A regular feature is repeats of articles and news stories of 25, 50 and 100 years ago. I find these interesting and would encourage their inclusion in addition - not instead of - current news.

The reason why it had lost its edge is harder to quantify. It may be lack of money, lack of competition or just lack of ambition.  Whatever it is something will have to be done to restore confidence in the Lanark Gazette. If this does not happen its circulation will decline and the paper will fold.

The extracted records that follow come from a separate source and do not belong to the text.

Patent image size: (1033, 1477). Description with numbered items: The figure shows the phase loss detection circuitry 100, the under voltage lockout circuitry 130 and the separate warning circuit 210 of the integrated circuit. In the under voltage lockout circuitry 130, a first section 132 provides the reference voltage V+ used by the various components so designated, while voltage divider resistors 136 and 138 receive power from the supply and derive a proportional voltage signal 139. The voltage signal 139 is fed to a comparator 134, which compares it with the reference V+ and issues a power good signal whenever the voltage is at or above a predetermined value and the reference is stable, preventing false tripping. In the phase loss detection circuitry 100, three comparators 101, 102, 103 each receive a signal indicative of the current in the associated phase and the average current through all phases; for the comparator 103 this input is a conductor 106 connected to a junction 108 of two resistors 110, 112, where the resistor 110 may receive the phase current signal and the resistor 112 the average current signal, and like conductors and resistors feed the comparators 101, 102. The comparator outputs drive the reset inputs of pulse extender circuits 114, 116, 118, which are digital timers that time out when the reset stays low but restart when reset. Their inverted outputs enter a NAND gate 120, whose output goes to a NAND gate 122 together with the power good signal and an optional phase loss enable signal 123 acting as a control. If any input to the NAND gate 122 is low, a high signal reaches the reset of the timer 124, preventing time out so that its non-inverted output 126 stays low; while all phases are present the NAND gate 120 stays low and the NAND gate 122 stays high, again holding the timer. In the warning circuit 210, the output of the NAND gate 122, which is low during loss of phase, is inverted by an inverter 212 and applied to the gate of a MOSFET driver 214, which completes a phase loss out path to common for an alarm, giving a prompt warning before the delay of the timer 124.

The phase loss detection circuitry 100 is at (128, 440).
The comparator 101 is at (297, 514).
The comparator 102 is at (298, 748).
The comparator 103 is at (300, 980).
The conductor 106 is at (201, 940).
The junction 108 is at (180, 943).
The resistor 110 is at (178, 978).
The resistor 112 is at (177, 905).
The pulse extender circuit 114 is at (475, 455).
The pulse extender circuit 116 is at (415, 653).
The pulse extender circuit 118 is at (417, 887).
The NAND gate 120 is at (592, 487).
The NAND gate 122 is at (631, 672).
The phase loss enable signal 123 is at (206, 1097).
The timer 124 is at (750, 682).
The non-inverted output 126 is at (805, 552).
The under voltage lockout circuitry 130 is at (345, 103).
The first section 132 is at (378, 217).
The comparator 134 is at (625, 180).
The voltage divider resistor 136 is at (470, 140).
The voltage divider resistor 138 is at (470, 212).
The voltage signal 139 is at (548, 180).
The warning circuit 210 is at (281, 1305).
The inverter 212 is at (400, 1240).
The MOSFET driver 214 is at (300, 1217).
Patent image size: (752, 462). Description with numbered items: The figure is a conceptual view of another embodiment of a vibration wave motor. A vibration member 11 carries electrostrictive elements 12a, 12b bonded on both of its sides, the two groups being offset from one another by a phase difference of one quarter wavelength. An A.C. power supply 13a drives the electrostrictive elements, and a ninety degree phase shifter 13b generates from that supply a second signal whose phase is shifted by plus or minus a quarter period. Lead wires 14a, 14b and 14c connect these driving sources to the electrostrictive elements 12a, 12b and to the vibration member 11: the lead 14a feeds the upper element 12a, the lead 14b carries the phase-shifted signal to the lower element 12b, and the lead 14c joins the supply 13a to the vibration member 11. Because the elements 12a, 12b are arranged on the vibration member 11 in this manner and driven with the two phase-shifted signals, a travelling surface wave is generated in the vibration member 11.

Talking of competition how many people read “The Lanark Bugle” Facebook page? I have recently discovered this and have been impressed with the amount of feedback it generates. A bit like View from the Cross, the contributors are anonymous which allows a more gloves off approach to comments posted. Some of the exchanges can get quite heated and this makes for interesting reading.

 

 

Last month I dealt with Rights of Way and asked if the route from Old Bridgend to the Sewage Works was a Right of Way. I promised to give an answer this month.

The answer is a tricky one. Historically St Patrick’s Road took traffic from Lanark down to the area of the sewage works, where the Clyde was forded and a ferry operated. This made St Patrick’s Road a right of way. In 1699 a bridge was built to cross the Clyde and it remains there to this day.

When the sewage works was built the Town Council requested access to the site and an agreement was made with the owner of the ground to allow a road to be made to join the bridge to the sewage works. Because passage was given with the owners consent, it could be argued it was a right of access not a right of way.

The public used it for more than 20 years unhindered by the owner and it eventually was incorporated into the Clyde Walkway. When the owner began to have problems with some people abusing the route he closed the road and negotiated a new route via the new access road to the sewage works with Scottish Water.

South Lanarkshire were not happy and insisted the existing right of way be restored. Sadly Jimmy Hamilton died and eventually the route was restored. There was no evidence to support the claim that the route was supplied through a gentleman’s agreement, although a few of the Councillors of the time confirmed this was the case.

I think the Council was probably correct in maintaining the route was a right of way, but feel they could have applied some common sense and supported a re- routing via the alternative road. It would have saved a lot of time and money, and would have solved a problem for a ratepayer.

If you are spending someone else’s money you sometimes see things in a different light!